Anecdotally, I kind of compare the quality of Sonnet 4.5 to that of a chess engine: it performs better when given more time to search deeper into the tree of possible moves (more plies). So when Anthropic is under peak load I think some degradation is to be expected. I just wish Claude Code had a "Signal Peak" so that I could schedule more challenging tasks for a time when its not under high demand.

pton_xd

I hate jumping in on these model-nerf conspiracy bandwagons but I have to admit, the amount of "wait, that's wrong!" interjections from Sonnet 4.5 recently has been noticeable. And then it still won't get the answer right after backtracking. Very weird.

kjgkjhfkjf

My guess is that Claude's "bad days" are due to the service becoming overloaded and failing over to use cheaper models.

beydogan

100% dumber, especially since last 3-4 days. I have two guesses:

- They make it dumber close to a new release to hype the new model

- They gave $1000 Claude Code Web credits to a lot of people, which increased the load a lot so they had to serve quantized version to handle the it.

I love Claude models but I hate this non transparency and instability.

bryanlarsen

On Friday my Claude was particularly stupid. It's sometimes stupid, but I've never seen it been that consistently stupid.
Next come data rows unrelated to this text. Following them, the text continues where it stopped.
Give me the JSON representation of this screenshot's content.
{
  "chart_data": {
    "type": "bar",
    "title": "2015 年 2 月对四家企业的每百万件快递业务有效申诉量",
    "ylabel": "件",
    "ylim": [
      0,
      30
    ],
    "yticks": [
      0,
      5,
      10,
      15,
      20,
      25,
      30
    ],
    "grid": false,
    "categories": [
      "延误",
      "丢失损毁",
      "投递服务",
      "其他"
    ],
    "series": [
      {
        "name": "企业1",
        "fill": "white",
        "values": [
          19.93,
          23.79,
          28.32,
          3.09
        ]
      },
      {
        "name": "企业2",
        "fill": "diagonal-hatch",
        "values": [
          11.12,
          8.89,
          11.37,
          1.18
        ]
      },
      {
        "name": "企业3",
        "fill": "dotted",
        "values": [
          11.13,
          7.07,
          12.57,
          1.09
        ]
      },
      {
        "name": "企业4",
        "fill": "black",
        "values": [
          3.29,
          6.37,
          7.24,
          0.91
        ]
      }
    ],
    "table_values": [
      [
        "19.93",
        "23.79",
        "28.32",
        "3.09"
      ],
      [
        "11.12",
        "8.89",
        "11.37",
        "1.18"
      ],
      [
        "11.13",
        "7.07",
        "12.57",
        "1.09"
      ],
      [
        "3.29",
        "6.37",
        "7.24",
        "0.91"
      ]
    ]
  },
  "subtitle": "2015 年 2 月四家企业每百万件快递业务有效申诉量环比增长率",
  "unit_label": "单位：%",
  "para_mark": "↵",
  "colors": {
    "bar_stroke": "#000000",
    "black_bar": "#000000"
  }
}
Just assumed it was a fluke, but maybe something was changing.

saaaaaam

Anecdotally, I’ve been using opus 4.5 today via the chat interface to review several large and complex interdependent documents, fillet bits out of them and build a report. It’s very very good at this, and much better than opus 4.1. I actually didn’t realise that I was using opus 4.5 until I saw this thread.

GenerWork

I wonder what this means for UX designers like myself who would love to take a screen from Figma and turn it into code with just a single call to the MCP. I've found that Gemini 3 in Figma Make works very well at one-shotting a page when it actually works (there's a lot of issues with it actually working, sadly), so hopefully Opus 4.5 is even better.